Ni heroína ni villana: la sana debilidad de Cristina Fernández de Kirchner

En el video-selfi en el que anuncia que no va a competir por la presidencia argentina este año, Cristina Fernández de Kirchner no menciona solo el objetivo electoral inmediato de derrotar al gobierno de Mauricio Macri sino uno más estructural: gobernar a una Argentina que amenaza con volverse, una vez más, ingobernable.

Quienes la aman dirán que la expresidenta —quien durante su gestión de ocho años contribuyó a que crezca sin pausa la división que hoy sofoca a la política argentina— ha tenido un gesto de grandeza en pos del bien del país. Para sus detractores, su decisión inesperada es hipócrita y mentirosa: Fernández de Kirchner se vestirá de cordero durante la campaña para ejercer el poder por asalto una vez que llegue a la vicepresidencia, con el objetivo último de evadir la acción de la justicia.

En Argentina tenemos una tendencia a sobreanalizar los hechos y, en ello, perder la simpleza de sus significados más evidentes. Más allá del patrón psicológico detrás la capitulación de Cristina Fernández de Kirchner en favor de su ex jefe de gabinete Alberto Fernández (de 2007 a 2008), la realidad es que su movida implica un freno a la tendencia de polarización, radicalización e intransigencia que ha mostrado durante los últimos años la mayoría de la dirigencia, conocida popularmente como “grieta”. Será heroína o villana según cuál sea el final de la película, cuya trama también depende de la evolución narrativa de los demás personajes; pero a esta altura del guion, Fernández de Kirchner parece estar yendo en la dirección correcta.

“Esta fórmula que proponemos, estoy convencida, es la que mejor expresa lo que en este momento de la Argentina se necesita para convocar a los más amplios sectores sociales y políticos, y económicos también. No solo para ganar una elección, sino para gobernar”, dice Fernández de Kirchner en el video publicado el 18 de mayo en sus redes sociales, tres días antes de enfrentar su primer juicio oral y público bajo cargos de beneficiar a empresarios amigos con la obra pública durante su gobierno.
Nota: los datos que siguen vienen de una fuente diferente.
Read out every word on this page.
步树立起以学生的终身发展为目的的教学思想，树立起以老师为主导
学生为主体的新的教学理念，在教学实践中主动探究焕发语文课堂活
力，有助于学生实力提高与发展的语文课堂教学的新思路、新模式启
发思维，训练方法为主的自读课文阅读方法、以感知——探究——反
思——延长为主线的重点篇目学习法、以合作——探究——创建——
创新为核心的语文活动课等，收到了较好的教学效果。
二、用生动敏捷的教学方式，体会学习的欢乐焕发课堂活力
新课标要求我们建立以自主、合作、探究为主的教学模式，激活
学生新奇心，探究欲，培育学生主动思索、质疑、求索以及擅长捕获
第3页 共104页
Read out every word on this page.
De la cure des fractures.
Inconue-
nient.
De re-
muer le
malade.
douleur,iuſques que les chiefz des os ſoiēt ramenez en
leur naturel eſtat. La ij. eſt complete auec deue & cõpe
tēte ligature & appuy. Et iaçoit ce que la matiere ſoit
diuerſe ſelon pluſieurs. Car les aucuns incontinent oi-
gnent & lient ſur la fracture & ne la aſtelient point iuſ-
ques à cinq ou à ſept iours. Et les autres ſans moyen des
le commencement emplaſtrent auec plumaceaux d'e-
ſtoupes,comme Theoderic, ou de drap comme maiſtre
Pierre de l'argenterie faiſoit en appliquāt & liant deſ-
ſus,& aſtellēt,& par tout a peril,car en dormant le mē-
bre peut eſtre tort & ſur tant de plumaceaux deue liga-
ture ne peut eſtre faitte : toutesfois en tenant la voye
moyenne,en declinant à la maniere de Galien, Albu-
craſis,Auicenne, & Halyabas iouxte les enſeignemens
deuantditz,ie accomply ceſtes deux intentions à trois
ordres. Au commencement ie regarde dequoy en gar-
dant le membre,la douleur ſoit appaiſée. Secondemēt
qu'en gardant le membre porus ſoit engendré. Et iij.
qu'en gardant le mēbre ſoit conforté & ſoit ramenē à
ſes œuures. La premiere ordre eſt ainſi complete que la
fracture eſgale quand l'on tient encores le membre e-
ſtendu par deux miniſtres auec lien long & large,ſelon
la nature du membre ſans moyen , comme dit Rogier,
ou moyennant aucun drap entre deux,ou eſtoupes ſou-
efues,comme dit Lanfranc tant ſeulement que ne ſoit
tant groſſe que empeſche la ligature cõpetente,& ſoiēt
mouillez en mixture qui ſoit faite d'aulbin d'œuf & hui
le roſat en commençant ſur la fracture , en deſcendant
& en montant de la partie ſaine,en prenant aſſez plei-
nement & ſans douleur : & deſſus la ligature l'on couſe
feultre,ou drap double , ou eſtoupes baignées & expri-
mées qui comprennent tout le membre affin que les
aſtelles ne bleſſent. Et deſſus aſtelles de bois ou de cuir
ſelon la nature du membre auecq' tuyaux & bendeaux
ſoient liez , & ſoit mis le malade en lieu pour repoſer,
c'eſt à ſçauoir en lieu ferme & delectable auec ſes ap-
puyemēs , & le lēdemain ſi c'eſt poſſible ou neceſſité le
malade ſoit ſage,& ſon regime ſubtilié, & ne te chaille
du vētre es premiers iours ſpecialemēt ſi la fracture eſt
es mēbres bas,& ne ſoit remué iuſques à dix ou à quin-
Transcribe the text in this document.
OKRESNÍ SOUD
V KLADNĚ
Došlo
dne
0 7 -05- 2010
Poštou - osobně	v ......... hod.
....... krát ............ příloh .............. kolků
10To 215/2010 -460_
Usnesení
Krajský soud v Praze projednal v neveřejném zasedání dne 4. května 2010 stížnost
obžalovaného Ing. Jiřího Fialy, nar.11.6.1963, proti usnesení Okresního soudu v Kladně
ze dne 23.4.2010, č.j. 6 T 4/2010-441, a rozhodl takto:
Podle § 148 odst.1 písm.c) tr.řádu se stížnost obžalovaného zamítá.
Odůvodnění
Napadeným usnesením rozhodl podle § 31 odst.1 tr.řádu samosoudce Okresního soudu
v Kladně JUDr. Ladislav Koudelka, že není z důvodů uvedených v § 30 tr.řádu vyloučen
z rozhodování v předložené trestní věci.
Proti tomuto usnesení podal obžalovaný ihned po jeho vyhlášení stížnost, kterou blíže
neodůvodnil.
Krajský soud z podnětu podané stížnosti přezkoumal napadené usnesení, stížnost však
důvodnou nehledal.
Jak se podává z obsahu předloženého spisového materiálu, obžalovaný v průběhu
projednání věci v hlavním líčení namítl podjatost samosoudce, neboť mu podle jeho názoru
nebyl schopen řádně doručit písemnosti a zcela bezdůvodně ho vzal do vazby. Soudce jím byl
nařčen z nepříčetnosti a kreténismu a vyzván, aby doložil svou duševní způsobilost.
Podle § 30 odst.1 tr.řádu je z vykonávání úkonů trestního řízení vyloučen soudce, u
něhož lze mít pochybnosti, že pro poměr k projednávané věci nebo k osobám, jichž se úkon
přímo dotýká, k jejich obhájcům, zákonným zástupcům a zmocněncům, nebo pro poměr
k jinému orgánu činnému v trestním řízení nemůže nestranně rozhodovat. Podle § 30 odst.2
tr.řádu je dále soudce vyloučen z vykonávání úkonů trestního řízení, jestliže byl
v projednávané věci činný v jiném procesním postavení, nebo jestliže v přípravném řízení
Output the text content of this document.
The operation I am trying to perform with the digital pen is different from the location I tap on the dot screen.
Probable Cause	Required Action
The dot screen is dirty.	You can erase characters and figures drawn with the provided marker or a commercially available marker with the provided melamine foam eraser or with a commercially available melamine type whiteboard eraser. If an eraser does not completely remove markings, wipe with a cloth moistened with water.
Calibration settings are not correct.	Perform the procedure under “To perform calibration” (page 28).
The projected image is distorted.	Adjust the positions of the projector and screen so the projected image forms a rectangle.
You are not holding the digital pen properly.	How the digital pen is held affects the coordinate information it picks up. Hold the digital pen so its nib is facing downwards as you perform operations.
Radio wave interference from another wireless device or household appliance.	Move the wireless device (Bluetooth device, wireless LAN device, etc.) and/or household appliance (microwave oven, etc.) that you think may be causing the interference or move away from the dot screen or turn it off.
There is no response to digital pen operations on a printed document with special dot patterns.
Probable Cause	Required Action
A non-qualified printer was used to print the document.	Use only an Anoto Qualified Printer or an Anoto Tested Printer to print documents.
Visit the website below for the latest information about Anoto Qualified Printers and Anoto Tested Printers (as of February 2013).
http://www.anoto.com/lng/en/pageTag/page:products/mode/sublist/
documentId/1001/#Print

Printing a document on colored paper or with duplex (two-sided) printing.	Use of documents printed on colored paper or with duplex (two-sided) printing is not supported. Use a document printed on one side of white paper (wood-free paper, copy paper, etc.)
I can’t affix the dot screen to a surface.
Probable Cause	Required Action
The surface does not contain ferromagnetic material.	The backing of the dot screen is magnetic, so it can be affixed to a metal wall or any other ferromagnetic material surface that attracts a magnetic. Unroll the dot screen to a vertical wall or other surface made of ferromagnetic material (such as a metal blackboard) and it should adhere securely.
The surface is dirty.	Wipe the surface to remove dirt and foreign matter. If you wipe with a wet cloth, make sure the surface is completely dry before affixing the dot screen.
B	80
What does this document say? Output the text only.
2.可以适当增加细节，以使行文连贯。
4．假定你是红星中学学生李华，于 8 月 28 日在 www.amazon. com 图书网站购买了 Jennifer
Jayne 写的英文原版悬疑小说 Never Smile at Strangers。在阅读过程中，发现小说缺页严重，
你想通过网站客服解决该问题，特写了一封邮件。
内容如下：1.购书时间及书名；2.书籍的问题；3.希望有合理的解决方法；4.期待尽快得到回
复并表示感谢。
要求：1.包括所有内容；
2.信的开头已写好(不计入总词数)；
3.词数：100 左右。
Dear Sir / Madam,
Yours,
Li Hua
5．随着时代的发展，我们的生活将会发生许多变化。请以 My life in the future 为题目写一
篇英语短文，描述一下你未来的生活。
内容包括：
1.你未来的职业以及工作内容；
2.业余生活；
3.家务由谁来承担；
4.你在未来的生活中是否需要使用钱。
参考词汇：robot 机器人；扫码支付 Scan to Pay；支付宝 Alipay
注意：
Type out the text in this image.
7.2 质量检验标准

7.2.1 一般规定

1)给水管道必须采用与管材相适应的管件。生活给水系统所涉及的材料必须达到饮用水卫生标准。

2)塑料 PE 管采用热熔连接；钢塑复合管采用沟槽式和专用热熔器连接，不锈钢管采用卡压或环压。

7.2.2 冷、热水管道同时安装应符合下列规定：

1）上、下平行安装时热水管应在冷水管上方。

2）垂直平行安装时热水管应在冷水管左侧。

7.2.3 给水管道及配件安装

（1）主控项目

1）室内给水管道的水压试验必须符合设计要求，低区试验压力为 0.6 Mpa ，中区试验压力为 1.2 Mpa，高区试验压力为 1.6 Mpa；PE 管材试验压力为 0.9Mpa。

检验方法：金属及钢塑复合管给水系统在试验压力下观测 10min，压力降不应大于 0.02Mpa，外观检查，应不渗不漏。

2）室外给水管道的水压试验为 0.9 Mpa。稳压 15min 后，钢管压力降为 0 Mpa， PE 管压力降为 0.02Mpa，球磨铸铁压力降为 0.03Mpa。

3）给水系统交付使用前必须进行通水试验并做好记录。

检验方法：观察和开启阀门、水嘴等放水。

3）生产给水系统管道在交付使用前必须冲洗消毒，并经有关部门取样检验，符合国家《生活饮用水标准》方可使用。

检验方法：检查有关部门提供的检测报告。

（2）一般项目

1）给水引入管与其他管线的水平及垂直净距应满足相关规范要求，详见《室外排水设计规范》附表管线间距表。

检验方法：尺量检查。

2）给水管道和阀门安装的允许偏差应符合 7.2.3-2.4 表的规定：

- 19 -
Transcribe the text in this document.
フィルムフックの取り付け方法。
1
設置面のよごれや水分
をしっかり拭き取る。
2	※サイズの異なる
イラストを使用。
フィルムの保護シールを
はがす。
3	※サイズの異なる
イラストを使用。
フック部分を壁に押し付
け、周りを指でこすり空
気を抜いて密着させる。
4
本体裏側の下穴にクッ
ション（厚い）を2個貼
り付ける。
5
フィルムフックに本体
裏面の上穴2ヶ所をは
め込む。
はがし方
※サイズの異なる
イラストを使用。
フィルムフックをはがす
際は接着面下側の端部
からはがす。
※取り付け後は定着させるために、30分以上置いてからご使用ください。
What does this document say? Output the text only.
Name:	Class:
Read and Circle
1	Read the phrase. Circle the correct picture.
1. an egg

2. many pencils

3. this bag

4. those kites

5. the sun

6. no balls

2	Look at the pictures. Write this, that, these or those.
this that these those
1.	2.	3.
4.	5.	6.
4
Quien asuma la presidencia el 10 de diciembre tiene enfrente un desafío titánico. El país está estructuralmente estancado desde hace dos periodos presidenciales. La economía será en 2019 un 2 por ciento más chica que en 2011, y este año va a cerrar dos años seguidos de recesión por primera vez desde la Gran Crisis de 2001. La inflación para los consumidores promedia el 55 por ciento anual, la mayorista el 70 por ciento anual. El Producto Interno Bruto industrial per cápita del país es más bajo que en 1975. Desde el año pasado el país respira artificialmente con el oxígeno de 57.000 millones de dólares del Fondo Monetario Internacional (FMI), el mayor préstamo jamás otorgado por el organismo y que pronto habrá que pagar (o renegociar). Por el 50 por ciento de devaluación en el último año y la recesión, la deuda pública ya se acerca al 100 por ciento del PBI. Para diciembre de 2018, el 32 por ciento de los argentinos eran pobres y el número va a seguir creciendo este año.

La dirigencia argentina no tiene margen de error. Desde 1995 que Latinobarómetro realiza su encuesta regional de apoyo a la democracia, el resultado para el país en 2018 fue el segundo más bajo de la serie: 58 por ciento. Solo fue peor el porcentaje de 2001, con 57 por ciento. Todavía recorre muchos hogares de los argentinos el fantasma de aquella crisis que tuvo “corralito” a los depósitos bancarios, desató protestas masivas que pedían “que se vayan todos” e hizo que se sucedieran cinco presidentes en dos semanas. Pero el miedo al cuco no termina de instalarse en los pasillos del poder, siempre más inmune a las vicisitudes de una vida cotidiana en la que impacta sin amortiguación la malaria de la economía.

Con su autopase al segundo plano de la carrera presidencial formal, Fernández de Kirchner confiesa una debilidad política y un límite a su capacidad de conducir un proceso político sustentable en las condiciones actuales. Mauricio Macri sufre la misma debilidad. ¿Se tiene que retirar también? No necesariamente. En Argentina, como en otras democracias presidenciales, y salvo que medie una tragedia, un presidente tiene derecho, si tiene voluntad, a buscar su reelección. Pero su partido, Propuesta Republicana (PRO), sí tiene la obligación de cambiar, moverse también al centro, buscar canales comunicantes con la oposición y reemplazar el marketing de la exclusión que tan bien le ha funcionado en las campañas por la realidad de la negociación política. La jugada de Fernández de Kirchner lo obliga a hacerlo.

La larga disputa electoral que se está iniciando no promete solucionar por sí misma ninguno de los problemas del país. La dirigencia política tiene hasta el 22 de junio para presentar su oferta electoral, que luego será sometida, en al menos dos pero seguramente en tres instancias de voto (primarias en agosto, generales en octubre y segunda vuelta en noviembre), a la voluntad de una sociedad fatigada por el deterioro de las condiciones de vida, las grietas inertes y la falta de esperanza.

Sorprendentemente, la sociedad argentina le ha dado a su dirigencia (y a sí misma) una vida más: la oportunidad de asumir en conjunto su propia debilidad y morigerar la lucha por el poder. El camino es un consenso que la mayoría declama, pero que por ahora pocos practican. Y que requiere más sustancia que forma por fuera del proceso electoral, a diferencia de la convocatoria reciente que hizo el presidente Macri. El primer paso es salir de posiciones irreductibles, sean personales, económicas o políticas, antes de que sea demasiado tarde para evitar la próxima crisis de gobernabilidad.

Marcelo J. García es columnista del Buenos Aires Times, analista político y director de Contexto Consultores.